LAWS(SC)-1990-8-46

INDIA CEMENT LIMITED Vs. UNION OF INDIA

Decided On August 21, 1990
INDIA CEMENT LIMITED Appellant
V/S
UNION OF INDIA Respondents

JUDGEMENT

(1.) Both these appeals are against the common judgment of the Madras High Court (hereinafter referred to as 'the High Court') by a certificate under Art. 133(1) of the Constitution prior to its amendment. The appellants 'writ petitions were dismissed by a commonjudgment dated 18-12-1969 by a learned single Judge of the High Court and thereafter, the writ appeals were dismissed by a Division Bench of the High Court on 23-4-1971. The grievance of the appellants before us is, as it was in the High Court, against the fixation of a uniform retention price in 1969 to be paid to all producers for the cement produced by them and acquired by the State Trading Corporation. In short, the appellants' rievance is that the fixation of a uniform retention price for all producers in 1969 instead of three different retention prices for different categories of producers, as was done earlier, amounted to discrimination contravening Art. 14 of the Constitution.

(2.) The background in which the argument of discrimination has to be tested may now be stated. Cement has been a controlled commodity for a long time and its production, distribution and price were regulated by Cement Control Orders issued by the Central Government from time to time in exercise of the powers conferred under the Industries (Development and Regulation) Act, 1951. The arrangement made in 1956 was that the entire quantity of cement produced by all producers was acquired by the State Trading Corporation which distributed in throughout the country at a uniform price on f.o.r. basis. The price payable by the State Trading Corporation to the producer was, however, the 'retention price' or 'ex-works' or 'ex-factory price' fixed by the Government. In accordance with the recommendations of the First Tariff Commission in 1958, the Central Government fixed f.o.r. and ex-factory prices for a period of three years from July 1958, under the Cement Order, 1958. Even though the consumer price was one uniform f.o.r. destination price, there were different retention prices for cement relating to the producers. In case of a new unit commencing production, the Government fixed suitable retention price for it on the basis of cost of production.

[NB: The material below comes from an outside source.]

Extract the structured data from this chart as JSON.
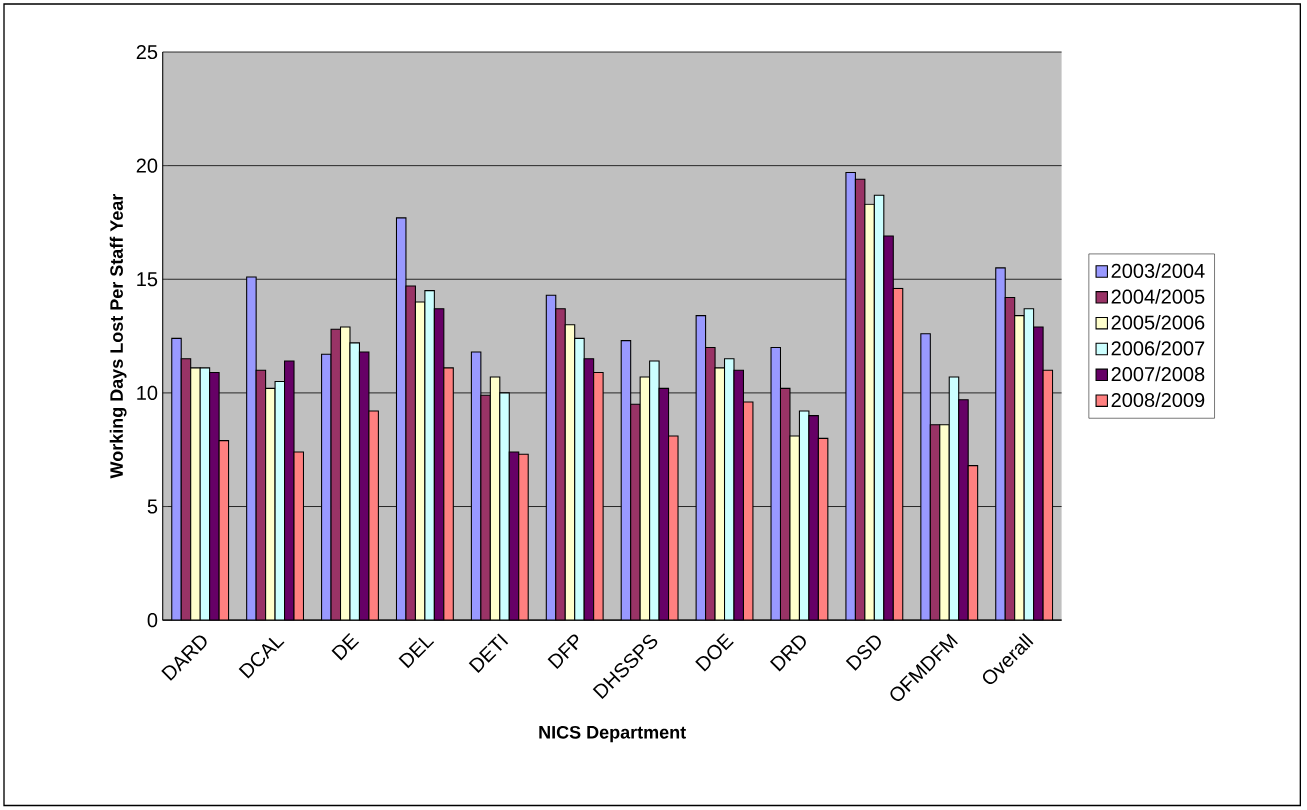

(3.) Pursuant to representation by the cement industry for revision in the prices, the Second Tariff Commission was set up by the Government to examine the question. The Tariff Commission, after a comprehensive study, submitted its report on 26-8-1961. 1n the report, it was noticed that fixation of exworks price for individual cement producers had brought stagnation in the cement industry due to lack of competition and incentive amongst producers to reduce the cost of production, improve the operational efficiency and increase the output. It was observed that instead of rewarding efficiency, it had promoted a tendency to inflate costs which facilitated increase in the margin of profit to the producer.The Tariff Commission ultimately grouped the various units under three broad categories on the basis of return on the capital employed. These were the lowest cost group, the high cost group, and those whose cost of production was in between the other two groups. Accordingly, the Tariff Commissioner recommended different retention prices for the manufacturers of cement. The Government generally accepted the recommendations and passed the Cement Control Order, 1961, fixing three different retention prices for three different groups of manufacturers. The Central Government from time to time permitted increase in the retention prices so fixed.